45-70 velocities with FFFg and 405 grain bullets

Started by Erasmus, July 16, 2024, 05:33:34 PM

Previous topic - Next topic

Erasmus

I have a new Winchester 1886 and decided to put together some black powder .45-70 loads for it. I didn't have enough FFg on hand to make more than a few rounds, so used FFFg instead.

I loaded some with new Starline brass with CCI LRP, a Chevy Cast 405 grain black powder lubed bullet, and either 4.0CC (60 grains) or 4.3CC (65ish grains) of Goex FFFg, with or without a soda box cardboard wad. (i.e. some 4.0CC charges had wads, some didn't; ditto for 4.3CC). I used a compression die to compress the powder column such that the bullet would compress it the last 1/10th of an inch or so. The rounds drop into the chamber fine (plunk test) and I didn't see any rifling marks on them when I extracted a live round.

I took the photo gate chronograph out (an older Chrony) and shot over it and saw some, to my eyes, crazy velocities. I started seeing 1700 fps with 60 grain loads. I was expecting closer to 1300 fps and was taken aback.

Could it be my chronograph was acting up? Maybe BP smoke was causing a discrepancy? It seemed to be working well enough when I chronographed some .45 ACP earlier in the day.

Could I have screwed up my compression die setting and compressed the powder column too far and created an air space under the bullet?

Anyway, I have enough FFg at the moment to load a few rounds with that, but then my buddy shot my chronograph that day so...



Kent Shootwell

Those numbers do seem a bit off, try this calculator for comparison.
https://www.p-max.uk/cgi-bin/black_powder.cgi
How close was your start gate to the muzzle?
Little powder much lead shoots far kills dead.
Member, whiskey livers
AKA Phil Coffins, AKA Oliver Sudden

Erasmus

I was a paced 10 feet from the muzzle. I thought about pushing back further but just never did for whatever reason.

Erasmus

That calculator is really great.

Running through the calculator with Swiss FFFg and (not measured but looked up) case capacities of 77.5 grains of water it figured on about 1150 fps at 17,000 psi.

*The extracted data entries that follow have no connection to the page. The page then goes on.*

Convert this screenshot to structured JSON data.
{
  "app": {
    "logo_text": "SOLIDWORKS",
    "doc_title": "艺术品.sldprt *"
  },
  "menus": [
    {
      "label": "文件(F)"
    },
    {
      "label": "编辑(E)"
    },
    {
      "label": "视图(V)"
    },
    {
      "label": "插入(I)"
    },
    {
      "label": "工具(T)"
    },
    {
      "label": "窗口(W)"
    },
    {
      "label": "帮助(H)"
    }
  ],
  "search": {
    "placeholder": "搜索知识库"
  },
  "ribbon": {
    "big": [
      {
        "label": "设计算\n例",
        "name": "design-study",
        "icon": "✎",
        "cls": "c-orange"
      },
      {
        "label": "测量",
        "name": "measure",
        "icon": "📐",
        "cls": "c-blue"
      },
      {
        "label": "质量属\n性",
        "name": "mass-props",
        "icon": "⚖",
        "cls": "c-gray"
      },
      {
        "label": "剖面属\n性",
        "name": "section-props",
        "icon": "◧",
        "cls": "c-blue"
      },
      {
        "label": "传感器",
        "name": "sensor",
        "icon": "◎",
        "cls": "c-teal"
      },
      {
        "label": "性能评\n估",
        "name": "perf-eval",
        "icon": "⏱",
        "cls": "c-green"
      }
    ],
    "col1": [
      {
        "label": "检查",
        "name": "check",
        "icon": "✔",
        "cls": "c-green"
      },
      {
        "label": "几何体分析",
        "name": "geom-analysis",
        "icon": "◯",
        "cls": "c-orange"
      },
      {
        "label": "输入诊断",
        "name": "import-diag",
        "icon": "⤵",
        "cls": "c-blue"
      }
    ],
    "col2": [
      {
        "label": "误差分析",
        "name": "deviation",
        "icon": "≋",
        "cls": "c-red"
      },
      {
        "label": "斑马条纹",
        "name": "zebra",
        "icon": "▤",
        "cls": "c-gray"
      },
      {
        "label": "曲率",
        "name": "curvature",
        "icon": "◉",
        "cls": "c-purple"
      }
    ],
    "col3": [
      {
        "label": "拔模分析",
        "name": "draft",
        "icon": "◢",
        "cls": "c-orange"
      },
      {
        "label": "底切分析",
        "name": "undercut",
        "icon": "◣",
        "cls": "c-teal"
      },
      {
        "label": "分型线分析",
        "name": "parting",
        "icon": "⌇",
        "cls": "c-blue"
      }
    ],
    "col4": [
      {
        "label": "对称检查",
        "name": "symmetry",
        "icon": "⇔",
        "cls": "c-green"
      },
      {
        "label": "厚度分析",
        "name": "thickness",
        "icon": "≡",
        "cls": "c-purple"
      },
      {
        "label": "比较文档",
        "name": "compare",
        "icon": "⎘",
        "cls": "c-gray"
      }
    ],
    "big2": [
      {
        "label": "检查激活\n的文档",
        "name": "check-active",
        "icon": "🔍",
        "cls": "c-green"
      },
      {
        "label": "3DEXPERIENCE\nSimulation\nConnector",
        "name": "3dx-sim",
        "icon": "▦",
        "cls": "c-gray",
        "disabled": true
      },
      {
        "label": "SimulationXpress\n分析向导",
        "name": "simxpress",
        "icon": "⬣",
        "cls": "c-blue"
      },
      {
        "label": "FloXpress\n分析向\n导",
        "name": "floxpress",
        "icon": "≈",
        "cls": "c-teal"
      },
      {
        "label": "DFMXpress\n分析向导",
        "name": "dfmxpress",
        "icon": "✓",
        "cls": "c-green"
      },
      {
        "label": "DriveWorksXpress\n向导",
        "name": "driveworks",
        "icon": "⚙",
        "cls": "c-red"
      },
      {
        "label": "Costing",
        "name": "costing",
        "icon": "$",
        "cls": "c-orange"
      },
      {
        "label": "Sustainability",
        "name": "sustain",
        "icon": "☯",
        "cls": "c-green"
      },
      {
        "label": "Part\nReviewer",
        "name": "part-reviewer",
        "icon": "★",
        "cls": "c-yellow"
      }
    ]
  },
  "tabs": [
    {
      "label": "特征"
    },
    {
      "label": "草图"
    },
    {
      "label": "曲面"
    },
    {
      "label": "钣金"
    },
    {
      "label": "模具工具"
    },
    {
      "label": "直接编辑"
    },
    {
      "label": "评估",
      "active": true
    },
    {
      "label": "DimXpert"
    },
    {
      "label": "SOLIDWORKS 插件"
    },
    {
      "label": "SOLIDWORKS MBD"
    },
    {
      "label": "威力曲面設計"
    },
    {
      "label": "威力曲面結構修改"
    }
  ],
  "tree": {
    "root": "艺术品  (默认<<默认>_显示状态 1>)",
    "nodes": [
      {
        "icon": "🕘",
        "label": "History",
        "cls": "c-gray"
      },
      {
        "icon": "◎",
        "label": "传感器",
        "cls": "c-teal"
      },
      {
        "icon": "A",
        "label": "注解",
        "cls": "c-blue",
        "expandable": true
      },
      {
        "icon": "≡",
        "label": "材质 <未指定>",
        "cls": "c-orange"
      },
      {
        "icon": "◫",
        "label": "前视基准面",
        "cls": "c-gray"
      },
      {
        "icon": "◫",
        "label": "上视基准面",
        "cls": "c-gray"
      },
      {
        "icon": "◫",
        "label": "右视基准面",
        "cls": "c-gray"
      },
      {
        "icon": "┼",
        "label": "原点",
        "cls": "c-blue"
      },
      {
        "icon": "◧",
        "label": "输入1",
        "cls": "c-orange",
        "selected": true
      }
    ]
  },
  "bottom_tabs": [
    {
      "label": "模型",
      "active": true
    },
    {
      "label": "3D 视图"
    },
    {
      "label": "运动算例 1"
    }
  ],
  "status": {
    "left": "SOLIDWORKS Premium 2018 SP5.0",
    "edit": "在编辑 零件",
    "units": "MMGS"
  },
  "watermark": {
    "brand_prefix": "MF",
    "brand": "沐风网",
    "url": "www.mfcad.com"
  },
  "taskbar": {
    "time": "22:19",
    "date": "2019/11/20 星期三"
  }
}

I'm just not seeing any way I could have hit 1700 fps with FFFg in a .45-70. Going by that calculator, even if I'd managed to put 85 grains by weight FFFg I shouldn't be breaking 1400 fps with the 24 inch barrel. Even 85 grains of FFFFg wouldn't break 1500 fps. I'm nearly convinced I just had an issue with the chronograph and black powder smoke.

Lucky R. K.


I have had the card wad distort readings when testing black powder loads. Unburned grains of powder can also affect the readings. I use an old Chrony.
Lucky  ;D
Greene County Regulators       Life NRA             SCORRS
High Country Cowboys            SASS #79366
Gunpowder Creek Regulators   Dirty RATS #568

The Wind is Your Friend

rust


Erasmus

If only someone had mentioned that to me earlier. First, I might have gotten better readings; and secondly, I (or my buddy) might not have shot the back of my chrono!

Kent Shootwell

I set my sky screens up at 15 feet for black powder any thing. The velocity is still close enough for my needs but what I'm interested in is how consistent they are. That distance with cartridges using wads or muzzle loaders using patch's works well.
Little powder much lead shoots far kills dead.